Where you can you see your THW Index: In the WeatherLink app, scroll down to see it in the "Feels Like" section. On WeatherLink.com, you'll see it on your bulletin dashboard in it's own tile, if you have selected it from the parameters list.

THSW INDEX: This is the granddaddy of all the indexes! If you know the THSW, you know how it will feel to a person out there in the current conditions. It stands for Temperature Humidity Sun Wind: all the players! Like the heat index, it uses temperature and humidity. Like the wind chill and THW indexes, it also includes the effect of wind. And then it adds further clarity by including the heating effects of solar radiation. (That is why you need a Vantage Pro2 Plus, or an added-on solar radiation sensor to see this index.) It is calculated only when air temperature is at or above 68°F/20°C.

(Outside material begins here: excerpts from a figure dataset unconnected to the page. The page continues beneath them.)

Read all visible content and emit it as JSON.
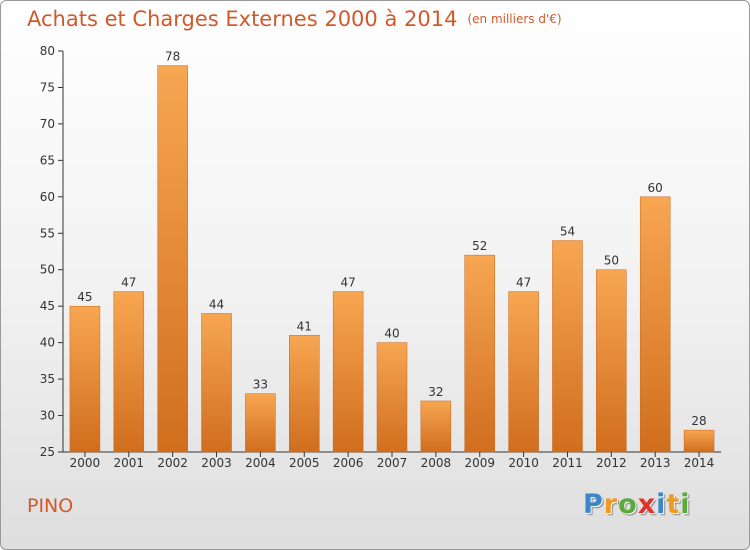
{
  "colors": {
    "accent": "#d05a2c",
    "bar_light": "#f7a652",
    "bar_dark": "#d06e1e"
  },
  "chart_data": {
    "type": "bar",
    "title": "Achats et Charges Externes 2000 à 2014",
    "subtitle": "(en milliers d'€)",
    "categories": [
      "2000",
      "2001",
      "2002",
      "2003",
      "2004",
      "2005",
      "2006",
      "2007",
      "2008",
      "2009",
      "2010",
      "2011",
      "2012",
      "2013",
      "2014"
    ],
    "values": [
      45,
      47,
      78,
      44,
      33,
      41,
      47,
      40,
      32,
      52,
      47,
      54,
      50,
      60,
      28
    ],
    "ylim": [
      25,
      80
    ],
    "yticks": [
      25,
      30,
      35,
      40,
      45,
      50,
      55,
      60,
      65,
      70,
      75,
      80
    ],
    "grid": false,
    "legend": "none"
  },
  "footer": {
    "city": "PINO",
    "logo_letters": [
      {
        "ch": "P",
        "color": "#3a86c8"
      },
      {
        "ch": "r",
        "color": "#f29a1f"
      },
      {
        "ch": "o",
        "color": "#5aaa3c"
      },
      {
        "ch": "x",
        "color": "#e2332b"
      },
      {
        "ch": "i",
        "color": "#3a86c8"
      },
      {
        "ch": "t",
        "color": "#f29a1f"
      },
      {
        "ch": "i",
        "color": "#5aaa3c"
      }
    ]
  }
}
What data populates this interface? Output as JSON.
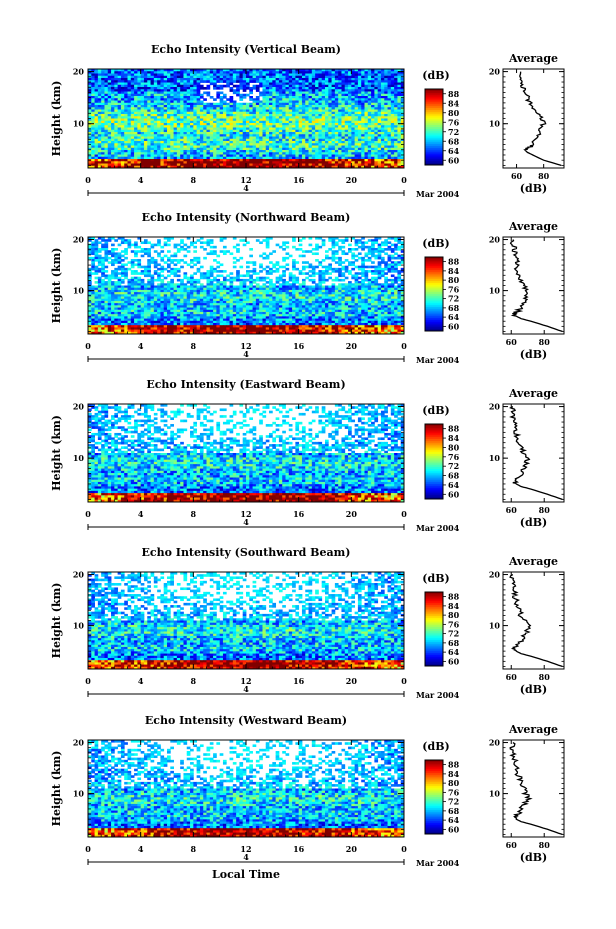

Where you can you see your THSW Index: On a Vantage Pro2 console (listening to a sensor suite with a solar radiation sensor), press 2ND and TEMP(HEAT), then TEMP(HEAT) again to see the THSW index in the same field that shares dew point and wind chill. In the WeatherLink app, scroll down to see it in the "Feels Like" section. (It will appear instead of THW.) On WeatherLink.com, you'll see it on your bulletin dashboard in it's own tile, if you have selected it from the parameters list.

(Now if only we could come up with a Weather Enthusiast Index that gives us an indication of how interesting today’s combination of weather data will feel to the average weather buff. How fun would that number be?)